Poi c’è la tipicità, aspetto importantissimo in fatto di vini e che oggi tiene banco anche in discussioni meno “romantiche”. Un vino deve essere espressione del suo territorio a tutti i costi. Il Nero di Troia, secondo Biancardi, rispetta questa regola preservando tannicità e forza che, secondo il vignaiolo, è il minimo comune denominatore per essere sempre riconoscibile al calice. “Il consumatore deve identificarlo così, con una tannicità importante da smussare nel tempo a favore dell’eleganza, con un colore che tende a scaricarsi velocemente. Dobbiamo pensarlo come un Barolo.
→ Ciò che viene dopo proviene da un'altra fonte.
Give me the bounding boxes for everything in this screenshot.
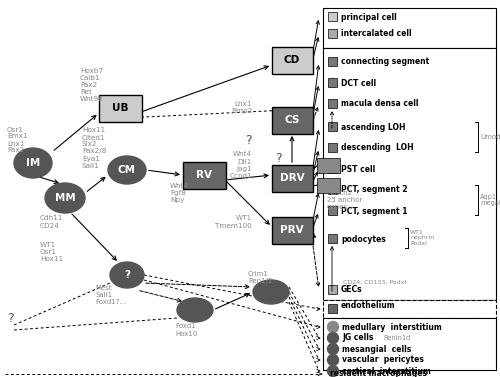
Ellipse shape <box>253 280 289 304</box>
Text: GECs: GECs <box>341 285 362 294</box>
Text: Mest
Sall1
Foxd1?...: Mest Sall1 Foxd1?... <box>95 285 126 305</box>
FancyBboxPatch shape <box>272 164 312 192</box>
Text: ascending LOH: ascending LOH <box>341 123 406 132</box>
Ellipse shape <box>14 148 52 178</box>
Text: UB: UB <box>112 103 128 113</box>
Text: PCT, segment 1: PCT, segment 1 <box>341 207 407 216</box>
FancyBboxPatch shape <box>182 161 226 188</box>
Text: medullary  interstitium: medullary interstitium <box>342 322 442 331</box>
FancyBboxPatch shape <box>272 216 312 244</box>
Text: podocytes: podocytes <box>341 234 386 244</box>
Text: MM: MM <box>54 193 76 203</box>
Bar <box>328 99 337 108</box>
Text: principal cell: principal cell <box>341 12 397 21</box>
Text: RV: RV <box>196 170 212 180</box>
FancyBboxPatch shape <box>98 95 142 121</box>
Text: connecting segment: connecting segment <box>341 58 429 66</box>
Bar <box>328 285 337 294</box>
Bar <box>328 234 337 243</box>
Text: WT1
nephrin
Podxl: WT1 nephrin Podxl <box>410 230 434 246</box>
Text: CS: CS <box>284 115 300 125</box>
Text: WT1
Tmem100: WT1 Tmem100 <box>215 216 252 228</box>
Text: CD: CD <box>284 55 300 65</box>
FancyBboxPatch shape <box>316 178 340 193</box>
Ellipse shape <box>45 183 85 213</box>
Bar <box>328 12 337 21</box>
Text: Osr1
Emx1
Lhx1
Pax2: Osr1 Emx1 Lhx1 Pax2 <box>7 127 28 153</box>
Text: Umod: Umod <box>480 134 500 140</box>
Text: Notch2
25 anchor
genes: Notch2 25 anchor genes <box>327 190 362 210</box>
Text: CM: CM <box>118 165 136 175</box>
Bar <box>328 185 337 194</box>
Text: Renin1d: Renin1d <box>383 335 410 341</box>
Bar <box>328 122 337 131</box>
Bar <box>323 318 496 370</box>
Bar <box>328 29 337 38</box>
Text: Wnt4
Dll1
Jag1
Ccnd1: Wnt4 Dll1 Jag1 Ccnd1 <box>229 152 252 178</box>
Bar <box>323 300 496 318</box>
Bar <box>328 143 337 152</box>
Text: PST cell: PST cell <box>341 164 375 173</box>
Text: macula densa cell: macula densa cell <box>341 100 418 109</box>
Text: Wnt4
Fgf8
Npy: Wnt4 Fgf8 Npy <box>170 183 189 203</box>
Text: resident macrophages: resident macrophages <box>330 369 427 377</box>
Text: ?: ? <box>7 311 14 325</box>
Bar <box>328 164 337 173</box>
Text: ?: ? <box>244 133 252 147</box>
Circle shape <box>328 322 338 333</box>
Bar <box>328 304 337 313</box>
Text: intercalated cell: intercalated cell <box>341 29 411 38</box>
Text: DRV: DRV <box>280 173 304 183</box>
Text: Lhx1
Bmp2: Lhx1 Bmp2 <box>231 101 252 115</box>
Text: Foxd1
Hox10: Foxd1 Hox10 <box>175 323 198 337</box>
Text: CD24, CD133, Podxl: CD24, CD133, Podxl <box>343 279 406 285</box>
Circle shape <box>328 333 338 343</box>
FancyBboxPatch shape <box>272 106 312 133</box>
Text: PRV: PRV <box>280 225 304 235</box>
Text: ?: ? <box>124 270 130 280</box>
Text: Crim1
Ren1/2: Crim1 Ren1/2 <box>248 271 272 285</box>
Text: PCT, segment 2: PCT, segment 2 <box>341 185 407 195</box>
Text: Aqp1
megalin: Aqp1 megalin <box>480 193 500 207</box>
Ellipse shape <box>108 156 146 184</box>
FancyBboxPatch shape <box>272 46 312 74</box>
Bar <box>323 8 496 48</box>
Text: ?: ? <box>274 152 281 164</box>
Text: Hoxb7
Calb1
Pax2
Ret
Wnt9b: Hoxb7 Calb1 Pax2 Ret Wnt9b <box>80 68 104 102</box>
Bar <box>328 206 337 215</box>
Text: JG cells: JG cells <box>342 334 374 342</box>
Text: WT1
Osr1
Hox11: WT1 Osr1 Hox11 <box>40 242 63 262</box>
Circle shape <box>328 365 338 377</box>
Text: endothelium: endothelium <box>341 300 396 310</box>
Text: Cdh11
CD24: Cdh11 CD24 <box>40 216 64 228</box>
Text: vascular  pericytes: vascular pericytes <box>342 356 424 365</box>
Bar <box>328 57 337 66</box>
Text: Hox11
Cited1
Six2
Pax2/8
Eya1
Sall1: Hox11 Cited1 Six2 Pax2/8 Eya1 Sall1 <box>82 127 106 169</box>
Text: DCT cell: DCT cell <box>341 78 376 87</box>
Text: cortical  interstitium: cortical interstitium <box>342 366 431 375</box>
Text: IM: IM <box>26 158 40 168</box>
Text: mesangial  cells: mesangial cells <box>342 345 411 354</box>
Bar <box>323 48 496 300</box>
Ellipse shape <box>177 298 213 322</box>
Text: descending  LOH: descending LOH <box>341 144 413 153</box>
FancyBboxPatch shape <box>316 158 340 173</box>
Circle shape <box>328 354 338 365</box>
Circle shape <box>328 343 338 354</box>
Bar <box>328 78 337 87</box>
Ellipse shape <box>110 262 144 288</box>
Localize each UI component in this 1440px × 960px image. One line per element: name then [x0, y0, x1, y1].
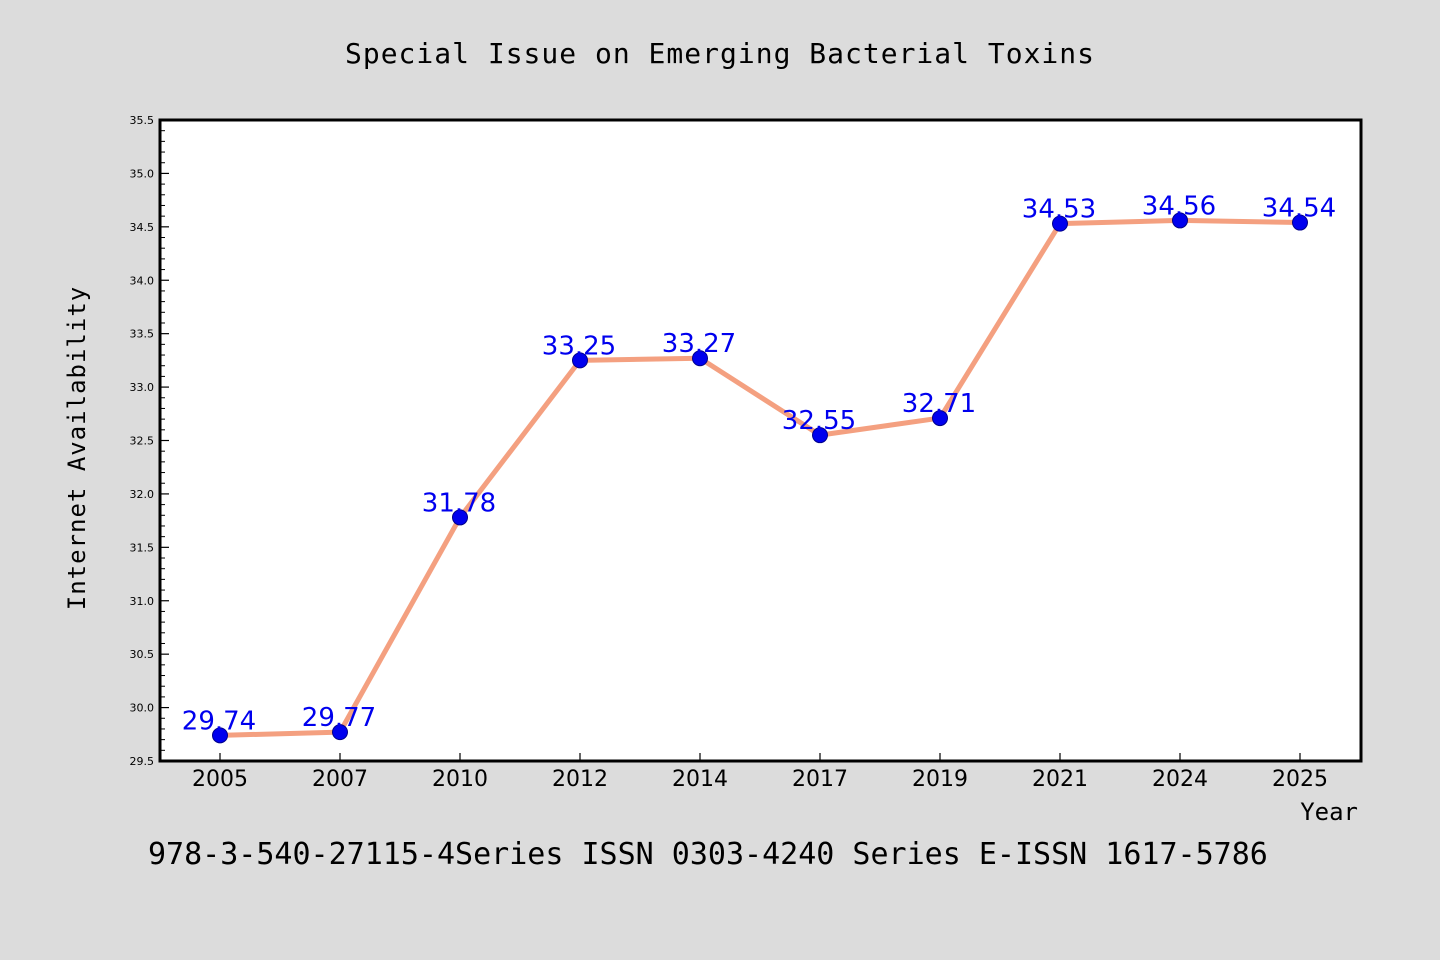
x-tick-label: 2007	[312, 767, 368, 792]
y-tick-label: 34.5	[130, 221, 155, 234]
chart-title: Special Issue on Emerging Bacterial Toxi…	[345, 37, 1095, 70]
x-tick-label: 2010	[432, 767, 488, 792]
series-line	[217, 217, 1303, 738]
y-axis: 29.5 30.0 30.5 31.0 31.5 32.0 32.5 33.0 33.5 34.0…	[130, 114, 169, 768]
x-tick-label: 2019	[912, 767, 968, 792]
y-tick-label: 32.0	[130, 488, 155, 501]
x-tick-label: 2012	[552, 767, 608, 792]
y-tick-label: 35.5	[130, 114, 155, 127]
x-axis-title: Year	[1300, 798, 1358, 826]
y-tick-label: 31.5	[130, 541, 155, 554]
data-label: 32.55	[782, 406, 856, 436]
y-tick-label: 29.5	[130, 755, 155, 768]
data-label: 31.78	[422, 488, 496, 518]
y-tick-label: 35.0	[130, 167, 155, 180]
data-label-layer: 29.74 29.77 31.78 33.25 33.27 32.55 32.71 34.53…	[182, 191, 1336, 736]
data-label: 29.74	[182, 706, 256, 736]
data-point-marker	[932, 410, 948, 427]
x-tick-label: 2021	[1032, 767, 1088, 792]
x-tick-label: 2014	[672, 767, 728, 792]
footer-text: 978-3-540-27115-4Series ISSN 0303-4240 S…	[148, 837, 1268, 872]
x-tick-label: 2025	[1272, 767, 1328, 792]
data-label: 34.53	[1022, 195, 1096, 225]
y-tick-label: 33.5	[130, 328, 155, 341]
data-point-marker	[332, 724, 348, 741]
data-point-marker	[692, 350, 708, 367]
x-tick-label: 2024	[1152, 767, 1208, 792]
y-tick-label: 31.0	[130, 595, 155, 608]
data-label: 33.27	[662, 329, 736, 359]
data-point-marker	[1172, 212, 1188, 229]
data-point-marker	[1052, 215, 1068, 232]
y-axis-title: Internet Availability	[63, 286, 91, 610]
y-tick-label: 33.0	[130, 381, 155, 394]
data-label: 33.25	[542, 331, 616, 361]
plot-area	[158, 118, 1363, 763]
y-tick-label: 30.0	[130, 702, 155, 715]
data-point-marker	[1292, 214, 1308, 231]
x-tick-label: 2017	[792, 767, 848, 792]
y-tick-label: 34.0	[130, 274, 155, 287]
data-point-marker	[212, 727, 228, 744]
data-label: 34.56	[1142, 191, 1216, 221]
data-label: 34.54	[1262, 194, 1336, 224]
data-point-marker	[572, 352, 588, 369]
y-tick-label: 32.5	[130, 435, 155, 448]
data-label: 29.77	[302, 703, 376, 733]
y-tick-label: 30.5	[130, 648, 155, 661]
series-layer	[212, 212, 1308, 744]
data-point-marker	[452, 509, 468, 526]
x-axis: 2005 2007 2010 2012 2014 2017 2019 2021 2024 2025	[192, 753, 1328, 792]
x-tick-label: 2005	[192, 767, 248, 792]
data-point-marker	[812, 427, 828, 444]
data-label: 32.71	[902, 389, 976, 419]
Si, come un Barolo del sud Italia”. E allora possiamo ben dirlo, il Nero di Troia si sta finalmente, prendendo il suo spazio, ma c’è ancora tanta strada da percorrere e la direzione è giusta. “Vedo che molti produttori di Nero di Troia stanno cercando di dare la loro impronta personale al vino, pur sempre rispettandolo e non guardando ad altri modelli. È importante però, che venga sempre preservato il suo charme verso il consumatore che ne deve essere incantato dalla vista fino al gusto”.  Il consumatore, proprio colui che guida il mercato e che guarda sempre più ai prodotti di nicchia. Il Nero di Troia ben si presta a questa opportunità, ma cosa c’è nel suo futuro è, per diversi tratti, ancora un mistero. “Vedo in aumento il numero di bottiglie e di impianti in generale. E anche nel mio presente e futuro vedo ancora più Nero di Troia – conclude Biancardi- Con la nuova etichetta Utopia (un’edizione limitata da 1000 bottiglie di Nero di Troia in purezza) racconto come l’appassimento di quest’uva riesca ad ingentilire il vino senza snaturare le caratteristiche del vitigno in alcun modo. È un prodotto che si posiziona sul mercato degli appassionati consapevoli in cerca di nuove espressioni del vitigno. Ora siamo fuori con la 2017 ed è la dimostrazione di quanto il Nero di Troia possa restare in forma ancora per anni”.